L'ONG environnementale qui lutte pour la défense des animaux à travers le globe tire la sonnette d'alarme. Une fois de plus. Le sujet de leur inquiétude : les tortues d'Hermann, une espèce en voie d'extinction, et protégée. En France, elle n'est plus présente que dans deux endroits : dans le massif des Maures, et en Corse. 

Les tortues chassées de leur habitat naturel

A en croire Global Earth Keeper, la frénésie immobilière qui s'est emparée de l'île fait planer sur ces tortues une lourde menace. "Ca ne peut plus durer. Nous avons la fâcheuse tendance de construire à tout-va sans nous préoccuper du vivant". 

Des centaines de tortues sont écrasées par les bulldozers et pelleteuses.

Global Earth Keeper

En effet, avant même les incendies, la pollution ou encore l'agriculture, c'est la destruction de son habitat naturel qui fait le plus de mal à la tortue d'Hermann. 

Alors, depuis 2007, un arrêté protège cet habitat naturel. Et si un chantier immobilier est prévu quelque part, on doit s'assurer que le terrain n'abrite pas d'espèces protégées. 

Si c'est le cas, il faut demander une autorisation à la préfecture, en faisant valoir "des raisons impératives d'intérêt public majeur". Très clairement, un hôpital, et pas grand chose d'autre. 
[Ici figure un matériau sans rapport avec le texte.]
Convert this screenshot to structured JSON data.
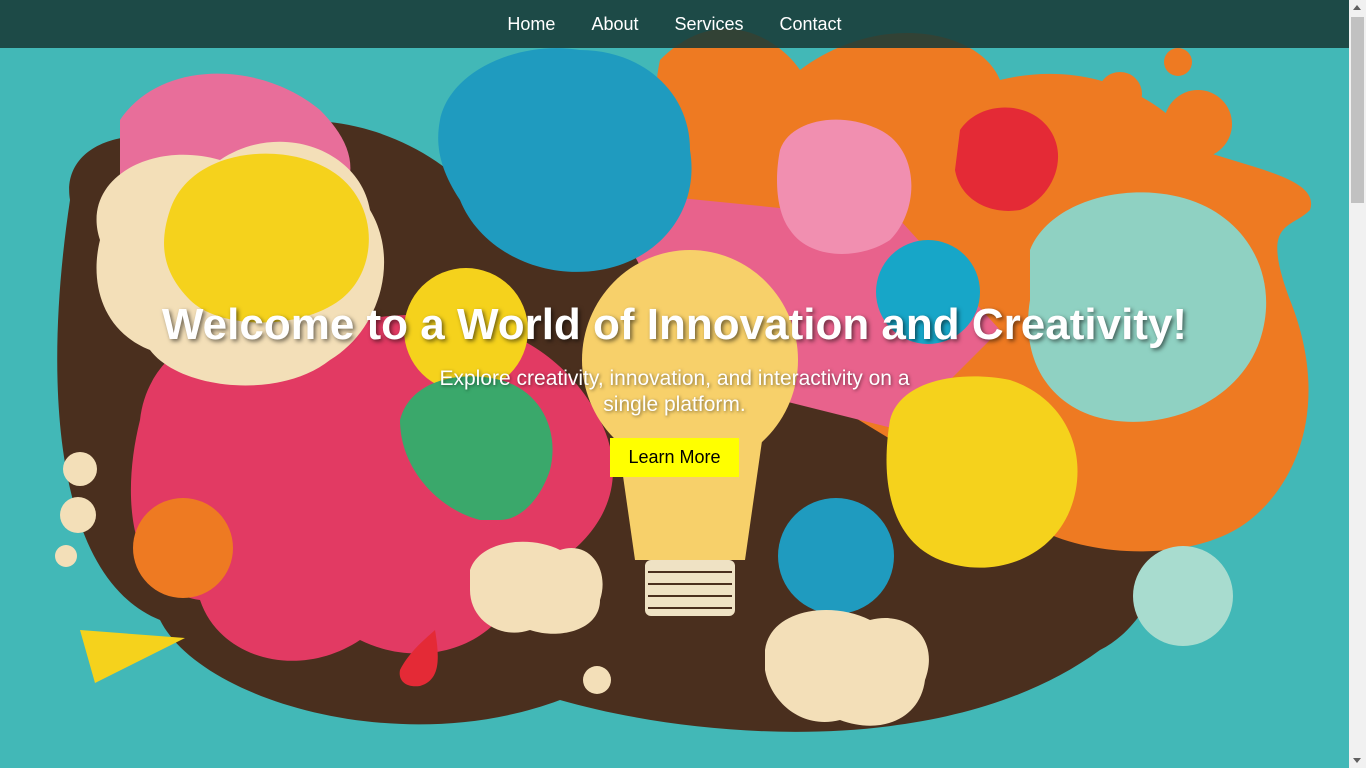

Si la préfecture délivre la dérogation, il faut s'assurer de trouver un habitat qui convienne à l'espèce à proximité...

En principe.

Les services de l'Etat en cause

Seulement voilà : à en croire GEK, en Corse, c'est loin d'être toujours le cas. Particulièrement dans le sud de l'île, et tout particulièrement dans la baie d'Ajaccio.

Un endroit de choix pour les promotions immobilières juteuses. En 2019, selon l'Insee, les permis de construire ont augmenté de 26 %...

C'est là, normalement, que devrait entrer en scène l'OFB, ou office français de la biodiversité...

C'est cet organisme d'Etat qui est chargé de vérifier que tout ce passe dans les règles. Et que les espèces menacées ne souffriront pas du chantier mis en route. 

Global Earth Keeper l'affirme : en Corse, l'OFB ne fait pas son travail, et ignore, voire passe sous silence, les fréquentes alertes des riverains et des associations de défense de l'environnement. L'ONG affirme avoir recueilli de nombreux témoignages. 

Et n'hésite pas à rendre publiques des mails qui, selon elle, le prouvent. 

Ainsi, ce courrier envoyé à un lanceur d'alerte qui avait sollicité les services de l'OFB.
On assure au défenseur de l'environnement que des agents vont se rendre sur le terrain. Mais on prend soin de préciser "qu'en cas d'infraction(s) constatée(s) vous serez entendu en qualité de témoin dans cette affaire"... 

Pour GEK, cela ne fait guère de doute. Un tel message s'apparente à des pressions "afin de déterminer autrui à s'abstenir de faire ou délivrer une déposition".

Une plainte déposée au parquet d'Ajaccio

Alors L'ONG, le 26 novembre dernier, a déposé une plainte auprès du parquet d'Ajaccio pour subornation de témoins. La peine encourue est de trois ans d'emprisonnement et de 45.000 euros d'amende. 

Dans la foulée elle publiait, dans le même temps, une vidéo pour dénoncer ces prétendues dérives.

Sans surprise, l'OFB n'a pas tardé à réagir :
"L’Office Français de la Biodiversité conteste avec la plus grande fermeté l‘ensemble des propos tenus à son encontre dans la présente vidéo et en particulier les allégations relatives à de prétendus agissements susceptibles de s’apparenter à de la subornation de témoin ou toute tentative d’intimidation à l’encontre de tout lanceur d’alerte exerçant librement ses droits".

Le pot de terre contre le pot de fer.

Maître Gérard Tiberi

Pour l'heure, l'enquête préliminaire est toujours en cours. Gérard Tiberi, l'avocat de GEK, estime qu'elle devrait aboutir dans les prochains mois. "On devrait avoir quelque chose en février ou en mars. Même si avec le Covid, cela pourrait être un peu plus long. A ce moment-là, soit le procureur a des éléments et poursuit, soit nous allons devant le juge d'instruction". 

L'ancien bâtonnier du barreau de Bastia l'affirme, l'ONG n'est pas prête à abandonner le combat. "Il y a un rapport de force engagé. Et nous sommes le pot de terre contre le pot de fer, l'Etat. Mais c'est un pot de terre Corse, et on ira jusqu'au bout".